Komunitas muda seperti SafeTrip ID mulai menawarkan cara pandang berbeda. Mereka mendorong ruang aman untuk semua, bukan sekadar ruang terpisah. Edukasi tentang keberanian menegur pelaku pelecehan, budaya saling menjaga, dan keberanian melapor dianggap jauh lebih penting daripada sekadar segregasi gerbong.

Karena pelecehan tidak hilang hanya dengan sekat. Ia hilang ketika masyarakat memiliki budaya malu untuk berbuat salah dan sistem yang benar-benar melindungi korban.

Dari Segregasi Menuju Sistem yang Adil

Anak muda mungkin tidak punya kuasa langsung mengubah rel kereta besok pagi. Namun kita punya suara untuk mendorong arah kebijakan agar lebih adil.

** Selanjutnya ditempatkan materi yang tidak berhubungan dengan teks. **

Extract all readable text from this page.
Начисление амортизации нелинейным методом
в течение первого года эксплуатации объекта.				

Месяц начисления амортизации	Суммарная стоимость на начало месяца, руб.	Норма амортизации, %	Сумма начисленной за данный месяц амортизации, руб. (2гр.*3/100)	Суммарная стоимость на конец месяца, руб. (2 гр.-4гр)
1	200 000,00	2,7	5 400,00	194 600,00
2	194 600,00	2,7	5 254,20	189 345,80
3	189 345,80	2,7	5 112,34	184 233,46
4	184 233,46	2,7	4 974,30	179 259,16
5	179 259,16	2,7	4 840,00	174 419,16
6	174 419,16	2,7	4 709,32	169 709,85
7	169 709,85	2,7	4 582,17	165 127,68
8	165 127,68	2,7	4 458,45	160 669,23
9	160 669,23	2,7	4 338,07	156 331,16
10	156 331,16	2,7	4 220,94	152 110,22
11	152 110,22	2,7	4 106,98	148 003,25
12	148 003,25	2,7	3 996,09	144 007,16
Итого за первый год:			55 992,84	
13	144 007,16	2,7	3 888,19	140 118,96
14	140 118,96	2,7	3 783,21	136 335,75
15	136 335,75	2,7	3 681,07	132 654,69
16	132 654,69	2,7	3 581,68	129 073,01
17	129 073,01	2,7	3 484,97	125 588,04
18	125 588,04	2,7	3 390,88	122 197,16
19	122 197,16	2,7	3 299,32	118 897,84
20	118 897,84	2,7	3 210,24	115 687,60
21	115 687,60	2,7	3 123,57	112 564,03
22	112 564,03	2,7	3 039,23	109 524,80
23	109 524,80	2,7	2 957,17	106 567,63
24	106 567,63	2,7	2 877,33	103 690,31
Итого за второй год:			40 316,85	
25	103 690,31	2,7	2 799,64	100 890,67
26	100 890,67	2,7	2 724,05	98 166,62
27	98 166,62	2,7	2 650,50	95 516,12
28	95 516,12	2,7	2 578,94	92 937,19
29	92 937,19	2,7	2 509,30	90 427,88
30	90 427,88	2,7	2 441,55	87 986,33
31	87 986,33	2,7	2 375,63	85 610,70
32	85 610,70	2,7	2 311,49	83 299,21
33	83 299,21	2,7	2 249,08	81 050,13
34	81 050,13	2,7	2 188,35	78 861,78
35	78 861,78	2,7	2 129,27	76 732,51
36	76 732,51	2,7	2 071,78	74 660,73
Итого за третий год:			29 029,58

Kita perlu menuntut pembenahan sistem keselamatan transportasi secara serius: penghapusan perlintasan sebidang berbahaya, peningkatan teknologi keamanan kereta, audit keselamatan berkala, serta pengawasan yang lebih ketat.

Kita juga perlu mengubah cara mendidik generasi muda tentang gender. Bukan dengan narasi “siapa harus melindungi siapa”, tetapi dengan nilai saling menghormati sebagai manusia.

Laki-laki berhak merasa takut. Perempuan berhak merasa aman. Dan keduanya sama-sama berhak pulang dengan selamat.

Rel Panjang Menuju Keadilan

Saya membayangkan suatu hari nanti tidak ada lagi gerbong yang dipisah berdasarkan ketakutan. Tidak ada lagi gerbong paling aman atau paling berbahaya berdasarkan jenis kelamin.

Yang ada hanyalah gerbong manusia tempat pekerja, pelajar, ibu, ayah, semua bisa pulang tanpa rasa takut dilecehkan dan tanpa rasa takut menjadi korban berikutnya.

Tragedi Bekasi mengajarkan satu hal penting: nyawa tidak memiliki jenis kelamin. Mereka meninggal bukan karena perempuan, bukan pula karena laki-laki. Mereka menjadi korban karena sistem yang lalai.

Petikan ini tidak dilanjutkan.